Daskyleion Antik Şehri'nde 2 bin 500 yıllık su şebekesi bulundu
Balıkesir'in Bandırma ilçesinde bulunan, birçok medeniyete ev sahipliği yapan İlk Çağ kenti Daskyleion'daki arkeolojik kazıda içme suyu hattı ortaya çıkarıldı. İlk yerleşimlerin milattan önce 3 binli yıllara uzandığı Hisartepe mevkisinde kazılara ilk olarak Ord. Prof. Dr.

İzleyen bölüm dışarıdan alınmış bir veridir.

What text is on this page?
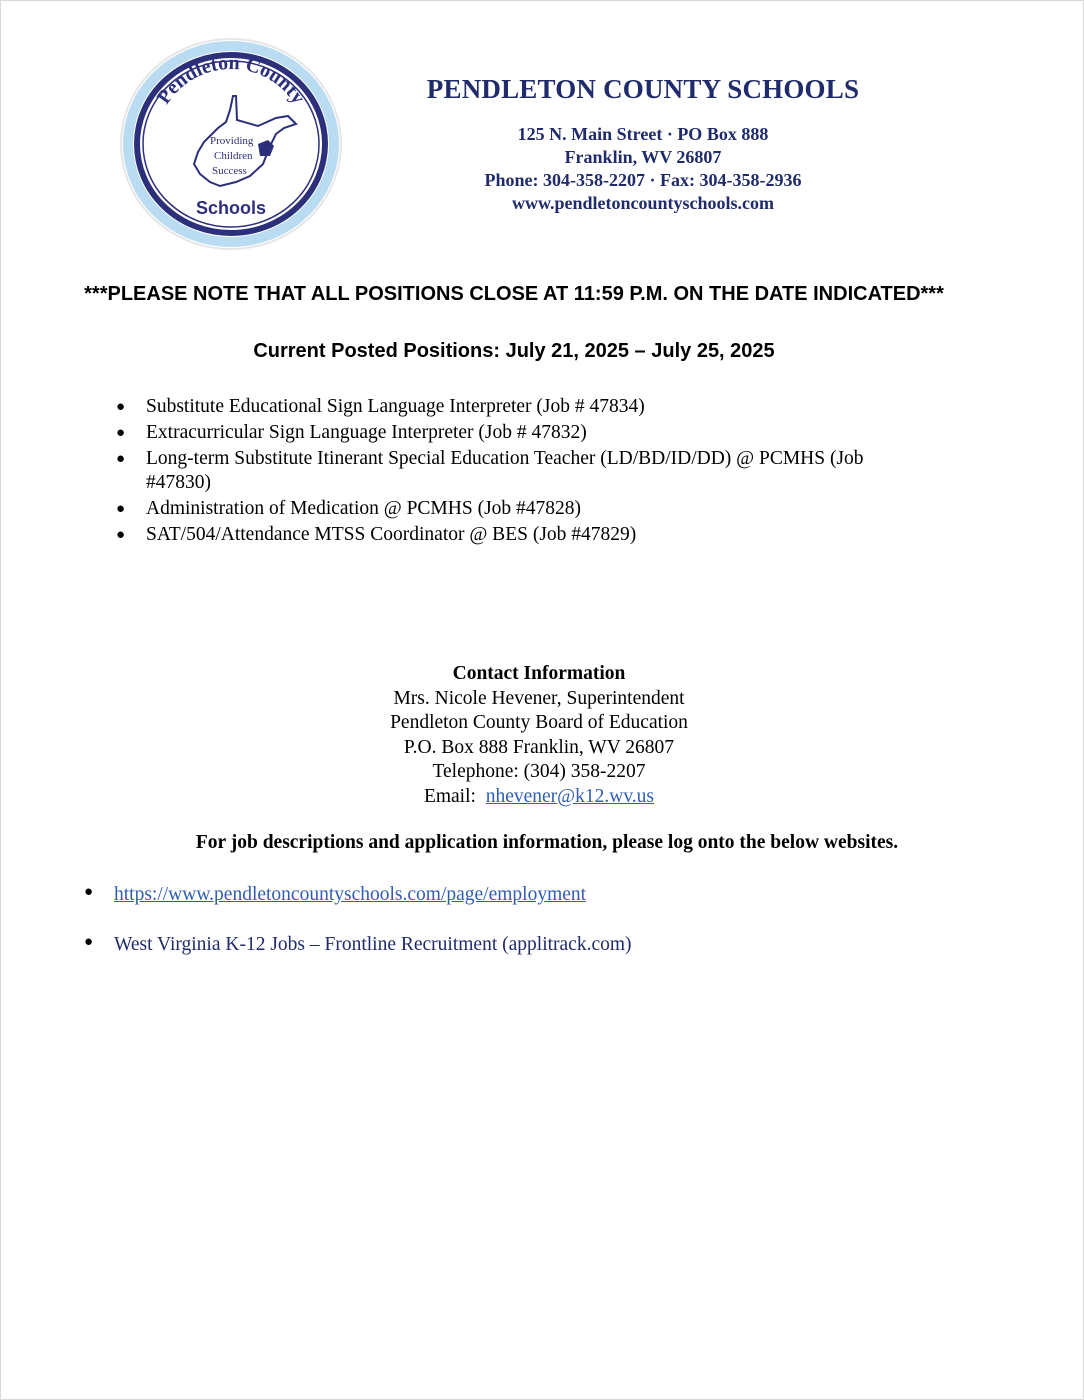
Pendleton County
Schools
Providing
Children
Success
PENDLETON COUNTY SCHOOLS
125 N. Main Street · PO Box 888
Franklin, WV 26807
Phone: 304-358-2207 · Fax: 304-358-2936
www.pendletoncountyschools.com
***PLEASE NOTE THAT ALL POSITIONS CLOSE AT 11:59 P.M. ON THE DATE INDICATED***
Current Posted Positions: July 21, 2025 – July 25, 2025
● Substitute Educational Sign Language Interpreter (Job # 47834)
● Extracurricular Sign Language Interpreter (Job # 47832)
● Long-term Substitute Itinerant Special Education Teacher (LD/BD/ID/DD) @ PCMHS (Job #47830)
● Administration of Medication @ PCMHS (Job #47828)
● SAT/504/Attendance MTSS Coordinator @ BES (Job #47829)
Contact Information
Mrs. Nicole Hevener, Superintendent
Pendleton County Board of Education
P.O. Box 888 Franklin, WV 26807
Telephone: (304) 358-2207
Email: nhevener@k12.wv.us
For job descriptions and application information, please log onto the below websites.
● https://www.pendletoncountyschools.com/page/employment
● West Virginia K-12 Jobs – Frontline Recruitment (applitrack.com)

Ekrem Akurgal başkanlığında başlandı. Daskyleion'daki kazılar, 68'inci yılında sürüyor.
AAKültür ve Turizm Bakanlığı, Balıkesir Valiliği, Büyükşehir Belediyesi, Bandırma ve Manyas belediyeleri, Muğla Sıtkı Koçman Üniversitesi ve Bandırma Çelebi Liman İşletmesi firmasının desteğiyle devam eden kazıda, 10 metre uzunluğunda 2 bin 500 yıllık su hattına ulaşıldı. Muğla Sıtkı Koçman Üniversitesi Arkeoloji Bölümü Öğretim Üyesi Prof. Dr. Kaan İren, "Bu yapı kesinlikle bir su altyapı sistemidir ve içme suyu sağlamaya yöneliktir. Bu dönemdeki künkler pişmiş topraktan imal ediliyordu ve kireçten harçlarla birbirine tutturuluyordu" dedi.
KONTROL NOKTALARI
Kazı heyeti başkanı Muğla Sıtkı Koçman Üniversitesi Arkeoloji Bölümü Öğretim Üyesi Prof. Dr. Kaan İren, çalışmalarının yoğun şekilde sürdüğünü söyledi. Daskyleion'un önemli bir İlk Çağ kenti olduğunu vurgulan İren, "Kazıda bulduğumuz pişmiş topraktan yapılmış, kalın su borusu olan künkler, milattan önce 4. yüzyıla ait" dedi. İren, o dönem Manyas Gölü tarafında henüz yeri tespit edilemeyen bir kaynaktan suyun şehre taşındığı bilgisine ulaştıklarını dile getirdi.
Suyun küçük bir havuzdan geçtikten sonra şehre, güneye doğru künkler vasıtasıyla aktarıldığını bildiren İren, şöyle devam etti:
"Künklerde yer yer kontrol noktaları saptadık. Bu kontrol noktaları, künklerde suyun kirecinden dolayı bir tıkanma olursa bu noktalar sayesinde bir tel vasıtasıyla veya bir başka aletle bu künklerin tekrardan kullanıma açılması, suyun rahatça akmasını sağlıyor. Bu yapı kesinlikle bir su altyapı sistemidir ve içme suyu sağlamaya yöneliktir. Bu dönemdeki künkler pişmiş topraktan imal ediliyordu ve kireçten harçlarla birlikte birbirine tutturuluyordu. Bu malzemeler zayıf malzemelerdir, yer yer kırılabiliyor. Bizim elimize geçen künkler, güzel korunmuş olarak geçti. Herhangi bir bozulma, yıpranma büyük ölçüde görmedik. Künklerin üstünde kısmen korunmuş bir döşeme gördük, o döşemeyi kaldırdıktan sonra künklerin bu döşemenin altından geçtiğini gördük. Başka şehirlerde, başka forumlarda bu künklerin toprak üstünde de kullanıldığını biliyoruz."
Prof. Dr. İren, künklerin kente doğru gidiş yönü ile herhangi bir çeşme binasıyla buluşup buluşmayacağına ilişkin araştırmalarının sürdüğünü sözlerine ekledi.